Today marks three years from the day we said "I do". I look forward to writing these letters to you year after year.
I always remember flipping through the pages of my parents wedding album, with mom in the background saying "gosh we were so young". I guess I never knew quite what she meant until this year. Sure, my parents looked young and refreshed in their album, but I didn't know she wasn't commenting on their age in years, but on the relationship as well.
Little did I know that November 3, 2012 was truly the youngest you and I would ever be together. What I had sometimes heard as the "best of times" were nothing compared to you and I now. In these three short years I have learned that the covenant of marriage isn't one that is conditional.

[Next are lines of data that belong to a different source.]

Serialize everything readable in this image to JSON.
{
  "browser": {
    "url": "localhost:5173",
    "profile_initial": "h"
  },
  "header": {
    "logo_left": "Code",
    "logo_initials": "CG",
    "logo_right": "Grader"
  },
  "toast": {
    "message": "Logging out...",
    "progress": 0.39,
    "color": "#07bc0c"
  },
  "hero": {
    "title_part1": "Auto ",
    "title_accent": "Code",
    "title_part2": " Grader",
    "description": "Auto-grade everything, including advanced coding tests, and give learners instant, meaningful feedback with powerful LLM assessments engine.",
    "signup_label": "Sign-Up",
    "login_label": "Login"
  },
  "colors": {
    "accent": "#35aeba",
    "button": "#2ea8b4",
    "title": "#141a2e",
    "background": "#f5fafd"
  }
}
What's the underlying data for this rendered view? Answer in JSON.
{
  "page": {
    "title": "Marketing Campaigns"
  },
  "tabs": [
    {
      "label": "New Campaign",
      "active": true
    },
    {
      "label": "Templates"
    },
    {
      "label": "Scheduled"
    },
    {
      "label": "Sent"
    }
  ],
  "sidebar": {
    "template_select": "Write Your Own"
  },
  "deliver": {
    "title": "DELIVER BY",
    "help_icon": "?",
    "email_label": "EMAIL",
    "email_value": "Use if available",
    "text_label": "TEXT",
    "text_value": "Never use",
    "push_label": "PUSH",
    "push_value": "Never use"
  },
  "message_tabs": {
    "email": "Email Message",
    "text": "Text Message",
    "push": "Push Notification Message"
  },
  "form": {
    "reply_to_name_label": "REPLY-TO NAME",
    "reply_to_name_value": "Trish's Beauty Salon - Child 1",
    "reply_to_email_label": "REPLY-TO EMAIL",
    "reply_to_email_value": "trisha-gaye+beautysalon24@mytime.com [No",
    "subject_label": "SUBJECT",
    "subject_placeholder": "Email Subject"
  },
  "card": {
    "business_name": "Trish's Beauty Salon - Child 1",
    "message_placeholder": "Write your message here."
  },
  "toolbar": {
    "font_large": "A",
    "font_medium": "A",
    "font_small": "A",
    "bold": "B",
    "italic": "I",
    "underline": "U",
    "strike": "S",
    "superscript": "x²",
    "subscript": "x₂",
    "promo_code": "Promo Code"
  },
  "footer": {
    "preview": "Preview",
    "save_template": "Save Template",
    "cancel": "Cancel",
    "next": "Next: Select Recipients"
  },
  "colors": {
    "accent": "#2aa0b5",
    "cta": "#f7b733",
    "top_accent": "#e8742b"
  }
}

There are moments where my incessant singing (you like it) and attempt to control all things the universe has designed could probably prove difficult to "wrangle", but those easily dissolve as we lay on the couch trying to decipher what this worlds holds for you and I.
In the past year we have rejoiced in the positives, held each other close through the uncertainties, and prayed hard for the future to come. We have stuck together in so many more ways than we ever have before. Life no longer happens without you, and no I'm not being mushy, but instead honest and saying my routine isn't routine without you. This year I learned that my happiness isn't something that is left heavy and burdensome on your shoulders.
Instead I have learned that as a unit, with the big man in the middle, we can conquer anything.
I hope you always tell me you think I'm beautiful while wearing my glasses and my hair is a downright hot mess. I hope you always pull me in close to that perfect fitting spot on your chest when I need a good hug. I hope you always laugh at my voices, and I hope you never grow tire of flirting with each other.
This year proves that the covenant of marriage isn't one that is conditional and you prove that to me daily with your patience, grace and snide comments like "hah I'm not going ANYWHERE". You are my foundation, one that is strong, resilient and always warm. Your love and our marriage is unconditional, and one that we know is only possible with God in the center.